Since i bought an automatic fisherman ive been working on a version that will accept longer rods. Using the comercial model as a reference and came up with this. It works good but im still finetuning it. I engineered the trigger mechanisim out of bits and pieces of stuff i had in the garage.


----------



## yonderfishin (Apr 9, 2006)

posted using Outdoor Hub Campfire


----------



## yonderfishin (Apr 9, 2006)

posted using Outdoor Hub Campfire


----------



## fish master (Dec 24, 2005)

can you post a demenstration video?


----------



## yonderfishin (Apr 9, 2006)

fish master said:


> can you post a demenstration video?




Im working on it. The only way i know how to do that is upload it to youtube and post the link in here but my youtube account is messed up right now due to some recent changes they made to the site , so i have to figure another way.


----------



## McMish (Mar 23, 2009)

yonderfishin said:


> Im working on it. The only way i know how to do that is upload it to youtube and post the link in here .

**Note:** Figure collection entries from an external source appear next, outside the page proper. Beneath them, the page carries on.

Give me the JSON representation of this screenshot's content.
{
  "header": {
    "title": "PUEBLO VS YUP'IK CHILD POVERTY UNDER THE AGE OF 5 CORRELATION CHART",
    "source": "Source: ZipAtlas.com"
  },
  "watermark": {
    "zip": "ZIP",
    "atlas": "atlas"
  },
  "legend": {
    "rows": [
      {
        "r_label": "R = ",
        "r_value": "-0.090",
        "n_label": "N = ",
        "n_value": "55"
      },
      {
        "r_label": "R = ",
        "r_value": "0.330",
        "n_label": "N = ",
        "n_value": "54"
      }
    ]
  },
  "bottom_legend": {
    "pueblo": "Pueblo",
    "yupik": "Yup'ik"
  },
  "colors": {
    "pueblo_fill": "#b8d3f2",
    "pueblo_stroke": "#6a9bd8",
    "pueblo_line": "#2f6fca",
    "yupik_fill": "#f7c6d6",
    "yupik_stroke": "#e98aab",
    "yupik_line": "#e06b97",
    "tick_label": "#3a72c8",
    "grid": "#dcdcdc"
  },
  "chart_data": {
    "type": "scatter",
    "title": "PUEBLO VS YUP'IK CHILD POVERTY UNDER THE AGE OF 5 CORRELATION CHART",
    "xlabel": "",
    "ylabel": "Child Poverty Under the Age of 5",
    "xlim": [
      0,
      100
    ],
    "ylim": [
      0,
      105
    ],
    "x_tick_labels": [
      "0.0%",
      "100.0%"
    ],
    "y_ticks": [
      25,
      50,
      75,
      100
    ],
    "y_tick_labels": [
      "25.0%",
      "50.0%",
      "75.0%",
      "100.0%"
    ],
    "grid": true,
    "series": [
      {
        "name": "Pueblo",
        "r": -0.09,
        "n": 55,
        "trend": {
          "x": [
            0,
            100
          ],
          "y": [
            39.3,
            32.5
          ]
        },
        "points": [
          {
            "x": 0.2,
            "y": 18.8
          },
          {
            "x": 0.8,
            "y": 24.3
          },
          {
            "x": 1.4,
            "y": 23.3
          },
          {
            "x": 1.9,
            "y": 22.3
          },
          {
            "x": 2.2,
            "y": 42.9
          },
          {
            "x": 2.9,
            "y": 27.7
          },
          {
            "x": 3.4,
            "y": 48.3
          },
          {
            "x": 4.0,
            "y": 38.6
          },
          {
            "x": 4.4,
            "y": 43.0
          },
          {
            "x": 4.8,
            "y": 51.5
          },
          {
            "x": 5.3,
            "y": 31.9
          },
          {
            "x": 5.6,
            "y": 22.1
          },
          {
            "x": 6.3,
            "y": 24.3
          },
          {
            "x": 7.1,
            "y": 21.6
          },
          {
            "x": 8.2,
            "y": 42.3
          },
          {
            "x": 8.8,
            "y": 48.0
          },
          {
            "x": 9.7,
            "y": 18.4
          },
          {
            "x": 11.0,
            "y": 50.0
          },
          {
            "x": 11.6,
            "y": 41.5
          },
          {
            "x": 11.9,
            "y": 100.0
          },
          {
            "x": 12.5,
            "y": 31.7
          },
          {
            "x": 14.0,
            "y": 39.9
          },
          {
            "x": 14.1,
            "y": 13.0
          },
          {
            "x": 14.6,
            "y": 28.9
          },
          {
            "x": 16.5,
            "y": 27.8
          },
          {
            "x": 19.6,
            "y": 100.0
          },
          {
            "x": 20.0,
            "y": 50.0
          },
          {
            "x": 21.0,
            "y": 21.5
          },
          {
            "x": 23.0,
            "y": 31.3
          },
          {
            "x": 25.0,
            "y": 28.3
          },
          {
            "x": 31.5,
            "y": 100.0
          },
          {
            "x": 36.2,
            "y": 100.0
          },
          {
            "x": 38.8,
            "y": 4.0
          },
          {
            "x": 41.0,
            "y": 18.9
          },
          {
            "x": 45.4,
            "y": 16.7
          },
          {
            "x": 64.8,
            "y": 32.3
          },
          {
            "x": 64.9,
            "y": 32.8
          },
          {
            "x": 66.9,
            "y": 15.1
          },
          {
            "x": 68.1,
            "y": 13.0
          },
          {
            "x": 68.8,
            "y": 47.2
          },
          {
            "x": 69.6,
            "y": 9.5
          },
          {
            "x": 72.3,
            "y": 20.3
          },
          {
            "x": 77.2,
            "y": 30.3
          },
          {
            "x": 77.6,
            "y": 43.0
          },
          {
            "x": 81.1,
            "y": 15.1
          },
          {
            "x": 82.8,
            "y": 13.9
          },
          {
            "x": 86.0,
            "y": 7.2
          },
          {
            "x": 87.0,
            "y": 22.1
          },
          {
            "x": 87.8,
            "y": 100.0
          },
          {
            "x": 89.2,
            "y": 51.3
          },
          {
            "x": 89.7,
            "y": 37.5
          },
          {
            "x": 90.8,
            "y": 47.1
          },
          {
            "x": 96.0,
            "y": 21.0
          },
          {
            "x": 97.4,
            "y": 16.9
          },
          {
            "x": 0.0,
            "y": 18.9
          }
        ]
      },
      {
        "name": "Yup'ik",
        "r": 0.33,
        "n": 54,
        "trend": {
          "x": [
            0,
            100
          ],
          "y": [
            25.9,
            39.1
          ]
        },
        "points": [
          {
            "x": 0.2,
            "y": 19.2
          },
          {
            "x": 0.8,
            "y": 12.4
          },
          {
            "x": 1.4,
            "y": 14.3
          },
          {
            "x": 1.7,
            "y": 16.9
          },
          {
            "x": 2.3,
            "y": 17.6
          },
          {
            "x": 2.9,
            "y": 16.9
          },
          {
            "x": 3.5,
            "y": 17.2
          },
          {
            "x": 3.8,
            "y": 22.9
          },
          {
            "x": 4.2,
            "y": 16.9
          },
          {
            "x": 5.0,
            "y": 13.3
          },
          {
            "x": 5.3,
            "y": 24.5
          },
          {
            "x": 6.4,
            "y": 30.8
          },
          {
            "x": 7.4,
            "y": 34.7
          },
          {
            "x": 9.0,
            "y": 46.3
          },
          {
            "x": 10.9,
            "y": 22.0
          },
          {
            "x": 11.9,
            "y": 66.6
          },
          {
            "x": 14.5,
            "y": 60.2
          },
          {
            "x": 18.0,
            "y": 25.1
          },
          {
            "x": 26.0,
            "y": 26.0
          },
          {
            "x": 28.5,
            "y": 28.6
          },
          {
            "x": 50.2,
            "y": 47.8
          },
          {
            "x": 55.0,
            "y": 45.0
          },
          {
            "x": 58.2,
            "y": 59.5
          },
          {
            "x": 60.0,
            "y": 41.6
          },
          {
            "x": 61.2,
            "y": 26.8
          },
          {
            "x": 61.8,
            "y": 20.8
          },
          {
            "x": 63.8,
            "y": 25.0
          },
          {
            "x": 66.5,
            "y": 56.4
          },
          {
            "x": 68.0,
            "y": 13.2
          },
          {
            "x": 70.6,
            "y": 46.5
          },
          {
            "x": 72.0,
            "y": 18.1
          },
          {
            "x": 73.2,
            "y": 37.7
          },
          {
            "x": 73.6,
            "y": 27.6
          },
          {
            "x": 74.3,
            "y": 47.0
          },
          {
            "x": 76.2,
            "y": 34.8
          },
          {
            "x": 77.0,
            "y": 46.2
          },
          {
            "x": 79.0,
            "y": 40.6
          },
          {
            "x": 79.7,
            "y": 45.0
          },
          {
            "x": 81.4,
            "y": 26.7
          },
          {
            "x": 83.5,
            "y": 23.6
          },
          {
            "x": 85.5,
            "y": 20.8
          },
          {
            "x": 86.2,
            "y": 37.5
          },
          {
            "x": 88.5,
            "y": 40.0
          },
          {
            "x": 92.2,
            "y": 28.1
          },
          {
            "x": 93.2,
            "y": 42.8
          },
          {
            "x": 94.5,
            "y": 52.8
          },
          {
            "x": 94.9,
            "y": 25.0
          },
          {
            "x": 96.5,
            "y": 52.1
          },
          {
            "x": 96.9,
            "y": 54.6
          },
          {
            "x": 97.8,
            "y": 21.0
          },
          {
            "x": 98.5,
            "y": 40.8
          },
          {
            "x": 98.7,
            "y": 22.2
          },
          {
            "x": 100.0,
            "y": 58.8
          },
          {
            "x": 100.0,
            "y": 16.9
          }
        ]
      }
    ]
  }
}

you can imbed the video into the post, if you figure out your account


----------



## yonderfishin (Apr 9, 2006)

http://m.youtube.com/#/watch?v=9SbNHvF-D_Q



Hopefully this works. Heres a simple demonstration , not a good video but shows it function.


----------



## ErieRider (Mar 23, 2010)

would this be for hard or soft water??? Or like for something fishing on a dock??


----------



## yonderfishin (Apr 9, 2006)

ErieRider said:


> would this be for hard or soft water??? Or like for something fishing on a dock??


Hard water. You place it at the hole. Works exactly like the automatic fisherman but i can use a longer rod with this for steelhead if i want. The main drawback with the automatic fisherman is you can only use up to like a 33 inch rod or something like that , with this i can go bigger. I can still scale this one down pretty easily to use short rods if i want. Works like a tip up , but sets the hook and lets you fight the fish on a fishing rod.


----------



## Shortdrift (Apr 5, 2004)

It isn't the Video, it is the computer operator. If I could bring it up and view it , anyone should be able to.


----------



## yonderfishin (Apr 9, 2006)

I uploaded the video from a mobile app , now looking at it from a desktop it is kinda difficult


----------



## Big Chief (Dec 16, 2005)

Video works. Looks like a auto fisherman to me!


Outdoor Hub mobile, the outdoor information engine


----------



## ErieRider (Mar 23, 2010)

I have an auto fishermen myself. Just was not sure what your planned use was

posted using Outdoor Hub Campfire


----------